In conjunction with other investors, in April 1998, Vietnam Airlines stated it would invest US$1 million to develop an aircraft tire and brake maintenance workshop at the Ho Chi Minh City-based Aircraft Enterprise A75, with the assistance of Japan Airlines. Upon completion, the hangar facility will have a US$16 million tire/wheel/brake overhaul facility and a US$12 million avionics test and repair facility.

Region Air of Singapore and Park Aviation of Ireland provide technical and maintenance assistance to Vietnam Airlines.

There are no production facilities in Vietnam for aircraft and aircraft parts. Boeing has managed to obtain 35 percent of the distribution market in Vietnam, and General Electric in turn supplies jet engines for the Boeing aircraft.

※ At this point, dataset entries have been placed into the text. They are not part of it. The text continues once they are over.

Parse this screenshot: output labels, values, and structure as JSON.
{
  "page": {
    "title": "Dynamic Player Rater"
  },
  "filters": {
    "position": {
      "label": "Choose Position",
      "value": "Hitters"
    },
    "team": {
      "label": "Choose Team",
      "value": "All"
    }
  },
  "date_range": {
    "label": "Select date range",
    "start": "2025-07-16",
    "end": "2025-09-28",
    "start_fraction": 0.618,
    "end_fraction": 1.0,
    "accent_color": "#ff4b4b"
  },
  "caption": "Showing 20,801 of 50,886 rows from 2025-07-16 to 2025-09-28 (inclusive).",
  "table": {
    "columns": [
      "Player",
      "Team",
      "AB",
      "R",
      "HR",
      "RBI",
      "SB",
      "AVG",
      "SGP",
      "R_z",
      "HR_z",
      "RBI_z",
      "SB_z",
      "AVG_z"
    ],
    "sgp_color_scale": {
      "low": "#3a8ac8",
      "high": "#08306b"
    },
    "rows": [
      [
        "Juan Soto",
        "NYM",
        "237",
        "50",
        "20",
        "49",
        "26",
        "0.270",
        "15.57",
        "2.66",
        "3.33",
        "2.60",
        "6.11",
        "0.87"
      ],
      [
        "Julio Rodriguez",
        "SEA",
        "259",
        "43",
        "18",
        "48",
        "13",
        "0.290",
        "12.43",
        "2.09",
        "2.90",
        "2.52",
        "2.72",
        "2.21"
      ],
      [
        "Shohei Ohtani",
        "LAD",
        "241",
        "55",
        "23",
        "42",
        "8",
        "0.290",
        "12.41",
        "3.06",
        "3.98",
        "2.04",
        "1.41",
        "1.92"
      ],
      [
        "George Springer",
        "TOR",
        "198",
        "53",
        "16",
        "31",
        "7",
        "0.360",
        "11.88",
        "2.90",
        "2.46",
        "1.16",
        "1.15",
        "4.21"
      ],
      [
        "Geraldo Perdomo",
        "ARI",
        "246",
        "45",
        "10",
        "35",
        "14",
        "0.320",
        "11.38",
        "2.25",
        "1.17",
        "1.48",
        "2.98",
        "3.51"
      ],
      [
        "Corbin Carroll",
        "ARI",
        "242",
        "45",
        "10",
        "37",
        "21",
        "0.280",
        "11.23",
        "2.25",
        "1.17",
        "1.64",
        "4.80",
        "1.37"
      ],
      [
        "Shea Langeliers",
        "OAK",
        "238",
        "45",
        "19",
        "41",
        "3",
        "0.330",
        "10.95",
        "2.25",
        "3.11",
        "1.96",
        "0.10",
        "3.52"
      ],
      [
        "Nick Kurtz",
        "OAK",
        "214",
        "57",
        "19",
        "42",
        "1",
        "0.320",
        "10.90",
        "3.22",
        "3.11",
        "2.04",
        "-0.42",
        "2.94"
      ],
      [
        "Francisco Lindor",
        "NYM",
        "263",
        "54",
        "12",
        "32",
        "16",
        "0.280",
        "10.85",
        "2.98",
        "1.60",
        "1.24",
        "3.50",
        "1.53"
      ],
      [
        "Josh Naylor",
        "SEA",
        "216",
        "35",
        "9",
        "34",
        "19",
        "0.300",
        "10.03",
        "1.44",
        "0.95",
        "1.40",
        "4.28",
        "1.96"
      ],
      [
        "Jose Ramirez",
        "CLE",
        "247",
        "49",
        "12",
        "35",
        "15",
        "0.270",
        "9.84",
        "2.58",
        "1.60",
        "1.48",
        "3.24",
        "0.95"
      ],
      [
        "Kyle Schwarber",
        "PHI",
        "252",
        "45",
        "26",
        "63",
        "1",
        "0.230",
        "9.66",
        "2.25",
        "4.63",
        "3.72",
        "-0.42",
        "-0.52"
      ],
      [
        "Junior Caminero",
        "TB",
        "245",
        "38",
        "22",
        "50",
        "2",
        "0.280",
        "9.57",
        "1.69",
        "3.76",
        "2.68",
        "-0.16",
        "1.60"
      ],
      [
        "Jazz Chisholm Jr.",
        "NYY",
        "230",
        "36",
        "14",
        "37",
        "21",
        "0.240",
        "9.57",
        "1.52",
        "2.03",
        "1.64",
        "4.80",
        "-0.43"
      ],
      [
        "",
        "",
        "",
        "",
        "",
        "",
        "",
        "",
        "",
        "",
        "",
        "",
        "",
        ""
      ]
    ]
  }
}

In addition to its self-maintenance facilities, Vietnam Airlines also has maintenance contracts with Air France, AMECO of China, China Airlines, Evergreen Aviation Technologies, GAMECO, Hong Kong Aircraft Engineering Co, Lufthansa AERO, MTU Maintenance Hanover, Royal Brunei Airlines, Safe Air of New Zealand, and TAT Industries of France.

Financial Standing

Vietnam Airlines is owned by the government of Vietnam. The carrier has two wholly owned subsidiaries (Vietnam Air Service and Vietnam Airlines Express), and holds a 60% stake in Pacific Airlines.

Vietnam Airlines enjoyed good growth and an average 37 percent increase in passengers flown per year until 1997, when the Southeast Asian economic crisis and other contributing factors led to a loss in profits for the airline. Nevertheless, the airline remained profitable through the crisis. In 1996 and 1997, the airline posted profits exceeding US$100 million each year. In 1998, the airline saw its profit shrink to approximately US$7 million. Profits increased to US$59 million in 1999. Following the September 2001 attacks on the United States, at a time when many airlines were struggling, Vietnam Airlines saw a jump in passenger revenues. The airline carried more than 4 million passengers in 2002, which is an 18 percent rise over the previous year. Its cargo traffic also rose 20 percent in the same period, resulting in a 2002 profit of US$35.77 million. Despite the Severe Acute Respiratory Syndrome outbreak, the airline posted a US$26.2 million profit for 2003. Vietnam Airlines is enjoying its current financial situation and is planning to increase its fleet size and destinations in the coming years.

Vietnam Airlines holds 40 percent of the market share of international tourists flying to and from Vietnam. This is significant because Vietnam Airlines receives two-thirds of its profits from international passengers. Foreigners are generally charged more than double and thus effectively subsidize Vietnam Airline’s domestic services.

Conclusion

Overall, Vietnam Airlines is an adequate carrier. It operates a mixed fleet of modem Western-built and aging Russian-built aircraft, the oldest of which is 39 years of age. It experienced three fatal mishaps over the past 15 years. Nevertheless, it should be noted that all three fatal mishaps involved Russian-built aircraft and occurred in heavy rain. All of Vietnam Airlines' Russian-built passenger aircraft have been phased out of operation. No unusual practices have been reported in connection to either its pilot training or maintenance programs. Vietnam Airlines appears financially stable and profitable.